In general, all recruiters’ fees are based on the market value of the candidate provided, so the amount you pay can vary significantly depending on economics. If a person has more experience or achieved a higher level than another, they can command more money which translates to a higher fee required. Likewise, expect to pay more for expertise that is in high demand or skills that are difficult to find. Before getting to specifics on dollar amounts, though, there are a few different ways you can hire someone.
TYPES OF HIRING
At its simplest view, a company is either looking for help to fill a job opening via Direct Hire or Contract – here is the difference:
- Direct Hire – Also commonly referred to as a permanent hire, the company asks the recruiter to identify an employee that the company will be adding to its own payroll. The recruiter is paid in full when the candidate starts the new job and the transaction is complete.
- Contract Hire – This type of hire is meant to fill a short-term need, and the candidate is referred to as a Contractor, Consultant, or Temp.
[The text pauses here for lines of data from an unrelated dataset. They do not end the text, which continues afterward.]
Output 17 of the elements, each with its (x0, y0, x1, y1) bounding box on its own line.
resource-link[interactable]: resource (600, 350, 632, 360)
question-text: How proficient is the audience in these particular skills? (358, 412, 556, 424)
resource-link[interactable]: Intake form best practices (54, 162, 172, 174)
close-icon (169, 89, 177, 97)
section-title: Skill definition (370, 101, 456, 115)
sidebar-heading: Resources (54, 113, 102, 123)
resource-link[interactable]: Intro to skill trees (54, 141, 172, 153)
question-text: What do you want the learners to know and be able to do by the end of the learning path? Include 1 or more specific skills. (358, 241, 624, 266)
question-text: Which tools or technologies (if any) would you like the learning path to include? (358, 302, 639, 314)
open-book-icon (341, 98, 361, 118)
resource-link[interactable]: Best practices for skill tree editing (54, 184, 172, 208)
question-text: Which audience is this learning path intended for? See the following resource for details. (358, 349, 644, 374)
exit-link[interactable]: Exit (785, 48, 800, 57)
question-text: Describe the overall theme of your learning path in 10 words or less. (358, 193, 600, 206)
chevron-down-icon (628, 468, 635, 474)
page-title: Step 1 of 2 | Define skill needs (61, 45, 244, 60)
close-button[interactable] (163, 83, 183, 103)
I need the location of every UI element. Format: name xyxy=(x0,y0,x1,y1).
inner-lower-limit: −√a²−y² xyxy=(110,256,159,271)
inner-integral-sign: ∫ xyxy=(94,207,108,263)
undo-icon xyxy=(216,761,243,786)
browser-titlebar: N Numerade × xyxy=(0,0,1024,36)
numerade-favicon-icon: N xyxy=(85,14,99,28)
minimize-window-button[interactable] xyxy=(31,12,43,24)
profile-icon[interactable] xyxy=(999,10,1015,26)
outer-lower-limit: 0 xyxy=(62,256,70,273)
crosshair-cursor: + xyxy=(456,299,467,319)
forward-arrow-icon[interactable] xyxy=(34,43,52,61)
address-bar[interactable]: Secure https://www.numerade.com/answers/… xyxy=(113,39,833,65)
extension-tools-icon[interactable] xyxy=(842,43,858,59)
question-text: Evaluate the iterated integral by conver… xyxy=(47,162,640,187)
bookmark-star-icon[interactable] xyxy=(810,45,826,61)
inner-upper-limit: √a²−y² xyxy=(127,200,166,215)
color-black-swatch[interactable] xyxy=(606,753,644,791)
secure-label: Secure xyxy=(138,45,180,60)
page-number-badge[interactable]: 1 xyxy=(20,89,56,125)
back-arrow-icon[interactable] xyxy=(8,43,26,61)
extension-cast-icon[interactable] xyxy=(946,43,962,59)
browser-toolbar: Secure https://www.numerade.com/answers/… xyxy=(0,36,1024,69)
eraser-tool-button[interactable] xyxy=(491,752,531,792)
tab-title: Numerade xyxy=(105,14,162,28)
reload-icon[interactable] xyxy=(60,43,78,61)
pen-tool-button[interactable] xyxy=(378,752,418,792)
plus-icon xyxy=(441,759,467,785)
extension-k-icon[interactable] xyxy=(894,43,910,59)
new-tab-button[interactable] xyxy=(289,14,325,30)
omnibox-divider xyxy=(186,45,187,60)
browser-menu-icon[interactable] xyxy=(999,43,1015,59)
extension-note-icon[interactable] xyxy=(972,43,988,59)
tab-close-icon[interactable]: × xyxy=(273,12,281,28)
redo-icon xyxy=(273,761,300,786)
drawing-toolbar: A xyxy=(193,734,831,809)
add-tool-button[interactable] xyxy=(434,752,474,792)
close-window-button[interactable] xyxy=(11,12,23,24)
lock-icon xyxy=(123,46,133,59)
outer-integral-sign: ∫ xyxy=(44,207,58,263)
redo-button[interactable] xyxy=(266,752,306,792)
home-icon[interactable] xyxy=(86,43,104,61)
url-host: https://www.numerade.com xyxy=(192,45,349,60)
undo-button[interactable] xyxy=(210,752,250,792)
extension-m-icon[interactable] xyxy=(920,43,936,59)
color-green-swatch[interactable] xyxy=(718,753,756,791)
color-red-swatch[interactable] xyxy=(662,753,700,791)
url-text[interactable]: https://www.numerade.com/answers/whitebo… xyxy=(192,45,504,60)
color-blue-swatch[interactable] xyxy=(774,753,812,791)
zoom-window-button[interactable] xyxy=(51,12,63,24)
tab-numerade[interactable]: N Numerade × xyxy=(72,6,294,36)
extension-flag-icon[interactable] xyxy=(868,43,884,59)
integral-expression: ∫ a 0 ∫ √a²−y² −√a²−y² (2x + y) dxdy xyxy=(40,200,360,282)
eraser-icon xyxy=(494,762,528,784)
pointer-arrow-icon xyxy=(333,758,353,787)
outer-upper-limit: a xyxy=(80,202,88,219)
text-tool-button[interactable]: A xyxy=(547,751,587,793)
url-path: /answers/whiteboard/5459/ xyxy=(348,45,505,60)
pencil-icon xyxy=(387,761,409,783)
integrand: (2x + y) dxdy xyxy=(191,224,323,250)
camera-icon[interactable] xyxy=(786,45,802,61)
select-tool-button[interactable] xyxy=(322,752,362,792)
As the need is not long-term, the company does not want to hire an employee and have to fire them once the project or need is fulfilled. In this case, the employee they want is on the recruiting firm’s payroll but is “rented out” on an hourly, weekly, or monthly basis. Hourly is by far the most common.
- Contract-to-Hire – this is a combination of the first two used when a company wants to “try before they buy” by bringing on a potential future employee on a contract basis then offering them a permanent position if they perform well.
For Direct Hire, the fee is based on a percentage of the salary level the candidate is offered, with the most common being 25%. So, for a candidate that you offer a base salary of $100K, you will be charged a one-time fee of $25K, usually payable within 30 days of start date. Fee percentages can range from 20% to 30% for a variety of reasons (see blog IS PRICING NEGOTIABLE?). For executive level searches at big companies, a common method to hire is called a Retained Search, which is typically 33% of estimated first year compensation, which can easily double or triple a regular fee (see blog CONTINGENCY VS RETAINED).
For Contract, the most common method is based on an hourly rate (the “pay rate”) that the contractor will be paid which is then “marked up” to determine the hourly rate the company will pay (the “bill rate”). For example, a person that would typically be paid $100K in a direct hire situation might negotiate a pay rate around $55/hr or so, based on 2080 hours in a year and adding a slight premium to make up for benefits. Then, if the markup rate is 65%, the bill rate will be $90.75/hr. There is a ridiculously wide range of markups out there depending on the type of contractor, the work required and the business model of the search firm. For a high volume of low wage workers, the markup might be 40%. For a highly specialized consultant working for a top firm in a niche industry, it can be 150%+. Most will likely fall in the 50-80% markup range.
While every prudent business wants to save on costs, keep in mind a time-honored rule about employment that accurate MOST of the time: “Good people aren’t cheap, and cheap people aren’t good”.